Si trattava, nello specifico, di informazioni particolarmente importanti, come la richiesta di astensione avanzata dalla pm Gemma Miliani, che insieme a Mario Formisano, sta rappresentando l’accusa nel processo per corruzione a carico di Palamara, e respinta da De Ficchy, e l’esistenza di una trascrizione della famosa cena del maggio del 2019 presso il ristorante Mamma Angelina ai Parioli tra l’ex capo dell’Anm e il procuratore di Roma Giuseppe Pignatone. Trascrizione che è stata negata dai pm che hanno sempre respinto quanto affermato in senso contrario dai consulenti della difesa di Palamara che, a tal riguardo, aveva depositato una relazione da cui emergeva che il trojan fosse stato in funzione durante tutta la serata. Se fosse vero che questa trascrizione, sempre negata, è realmente esistita, nei confronti dei pm umbri sarebbe difficile non aprire una indagine. E certamente non potrebbe essere, per ovvi motivi, la stessa Procura di Perugia ad effettuarla. Se, di contro, Guadagno si fosse inventato tutto, allora i pm umbri sarebbero persone “offese” in quanto oggetto di una gravissima calunnia. Ed anche in questo caso non potrebbe essere Perugia ma Firenze, secondo le regole sulla competenza, a svolgere gli accertamenti.

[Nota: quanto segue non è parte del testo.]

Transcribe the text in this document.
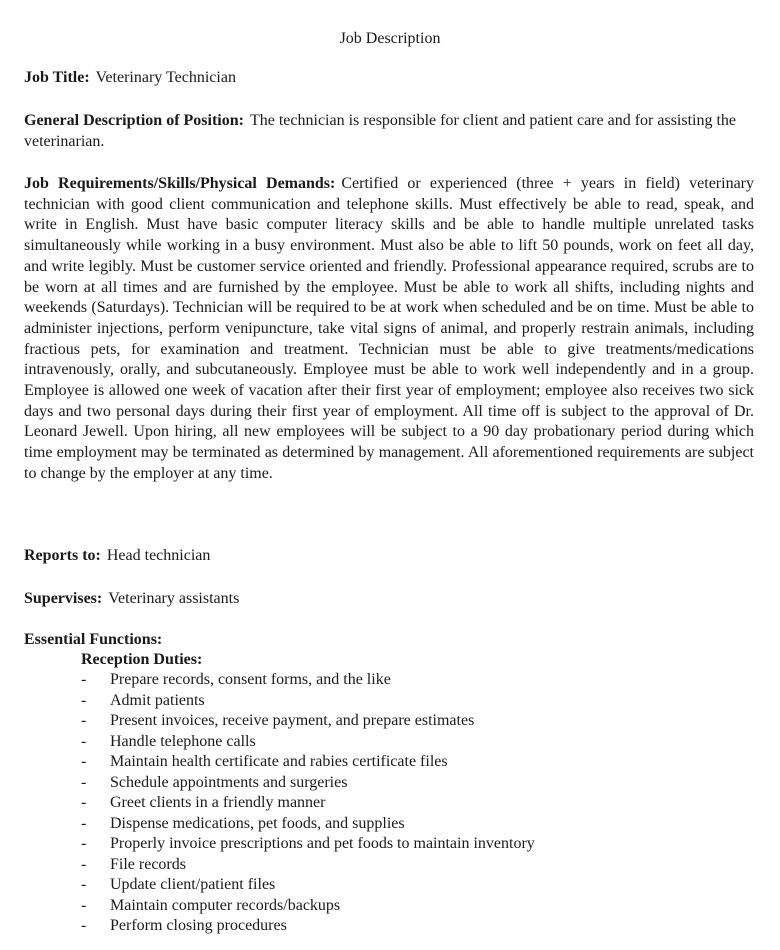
Job Description
Job Title: Veterinary Technician
General Description of Position: The technician is responsible for client and patient care and for assisting the veterinarian.
Job Requirements/Skills/Physical Demands: Certified or experienced (three + years in field) veterinary technician with good client communication and telephone skills. Must effectively be able to read, speak, and write in English. Must have basic computer literacy skills and be able to handle multiple unrelated tasks simultaneously while working in a busy environment. Must also be able to lift 50 pounds, work on feet all day, and write legibly. Must be customer service oriented and friendly. Professional appearance required, scrubs are to be worn at all times and are furnished by the employee. Must be able to work all shifts, including nights and weekends (Saturdays). Technician will be required to be at work when scheduled and be on time. Must be able to administer injections, perform venipuncture, take vital signs of animal, and properly restrain animals, including fractious pets, for examination and treatment. Technician must be able to give treatments/medications intravenously, orally, and subcutaneously. Employee must be able to work well independently and in a group. Employee is allowed one week of vacation after their first year of employment; employee also receives two sick days and two personal days during their first year of employment. All time off is subject to the approval of Dr. Leonard Jewell. Upon hiring, all new employees will be subject to a 90 day probationary period during which time employment may be terminated as determined by management. All aforementioned requirements are subject to change by the employer at any time.
Reports to: Head technician
Supervises: Veterinary assistants
Essential Functions:
Reception Duties:
- Prepare records, consent forms, and the like
- Admit patients
- Present invoices, receive payment, and prepare estimates
- Handle telephone calls
- Maintain health certificate and rabies certificate files
- Schedule appointments and surgeries
- Greet clients in a friendly manner
- Dispense medications, pet foods, and supplies
- Properly invoice prescriptions and pet foods to maintain inventory
- File records
- Update client/patient files
- Maintain computer records/backups
- Perform closing procedures
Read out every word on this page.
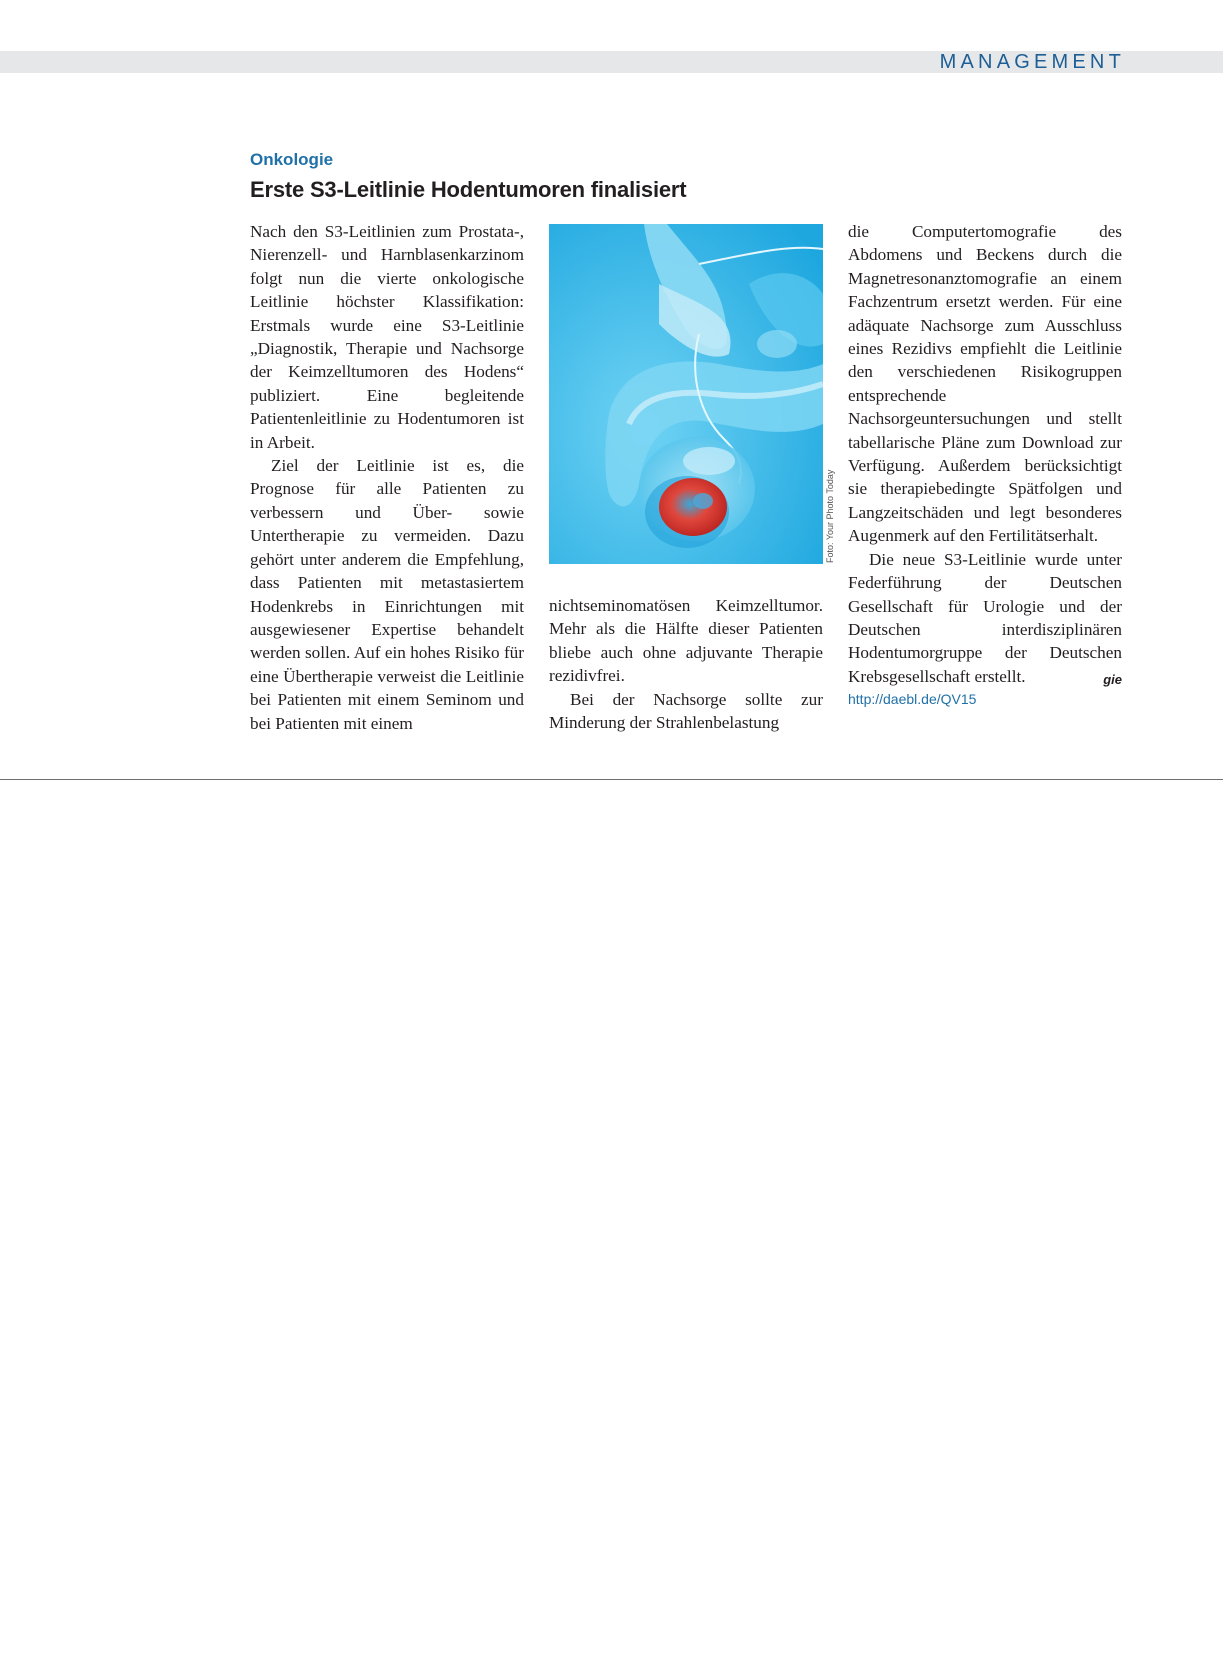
MANAGEMENT
Onkologie
Erste S3-Leitlinie Hodentumoren finalisiert

Nach den S3-Leitlinien zum Prostata-, Nierenzell- und Harnblasenkarzinom folgt nun die vierte onkologische Leitlinie höchster Klassifikation: Erstmals wurde eine S3-Leitlinie „Diagnostik, Therapie und Nachsorge der Keimzelltumoren des Hodens“ publiziert. Eine begleitende Patientenleitlinie zu Hodentumoren ist in Arbeit.

Ziel der Leitlinie ist es, die Prognose für alle Patienten zu verbessern und Über- sowie Untertherapie zu vermeiden. Dazu gehört unter anderem die Empfehlung, dass Patienten mit metastasiertem Hodenkrebs in Einrichtungen mit ausgewiesener Expertise behandelt werden sollen. Auf ein hohes Risiko für eine Übertherapie verweist die Leitlinie bei Patienten mit einem Seminom und bei Patienten mit einem

Foto: Your Photo Today

nichtseminomatösen Keimzelltumor. Mehr als die Hälfte dieser Patienten bliebe auch ohne adjuvante Therapie rezidivfrei.

Bei der Nachsorge sollte zur Minderung der Strahlenbelastung

die Computertomografie des Abdomens und Beckens durch die Magnetresonanztomografie an einem Fachzentrum ersetzt werden. Für eine adäquate Nachsorge zum Ausschluss eines Rezidivs empfiehlt die Leitlinie den verschiedenen Risikogruppen entsprechende Nachsorgeuntersuchungen und stellt tabellarische Pläne zum Download zur Verfügung. Außerdem berücksichtigt sie therapiebedingte Spätfolgen und Langzeitschäden und legt besonderes Augenmerk auf den Fertilitätserhalt.

Die neue S3-Leitlinie wurde unter Federführung der Deutschen Gesellschaft für Urologie und der Deutschen interdisziplinären Hodentumorgruppe der Deutschen Krebsgesellschaft erstellt.	gie

http://daebl.de/QV15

Come mai, invece, sta procedendo Cantone? E soprattutto, cosa sta facendo la Procura di Firenze dove dal 2020 è pendente una denuncia di Palamara proprio a proposito delle fughe di notizie che hanno contraddistinto l’indagine nei suoi confronti? Cosa è stato fatto in questi anni dal procuratore Luca Turco, attuale facente funzioni dopo il trasferimento di Giuseppe Creazzo, titolare del dossier? La vicenda ha tutti i connotati di una spy story dal finale imprevedibile. L’unico elemento certo, ad oggi, è il canale privilegiato che alcuni giornalisti, sempre gli stessi, hanno avuto (ed hanno) con personale giudiziario e delle forze di polizia allo scopo di destabilizzare l’organo di autogoverno delle toghe. Come accaduto nel 2019. Tornando alla testimonianza di Palamara, “il nostro assistito ha chiarito ogni aspetto della vicenda”, è stato il commento ieri dei suoi difensori, gli avvocati Benedetto Mazzocchi Buratti e Roberto Rampioni. “I temi affrontati – hanno aggiunto – sono noti a livello processuale atteso che sulle anomalie del trojan stanno indagando le Procure di Napoli e Firenze”.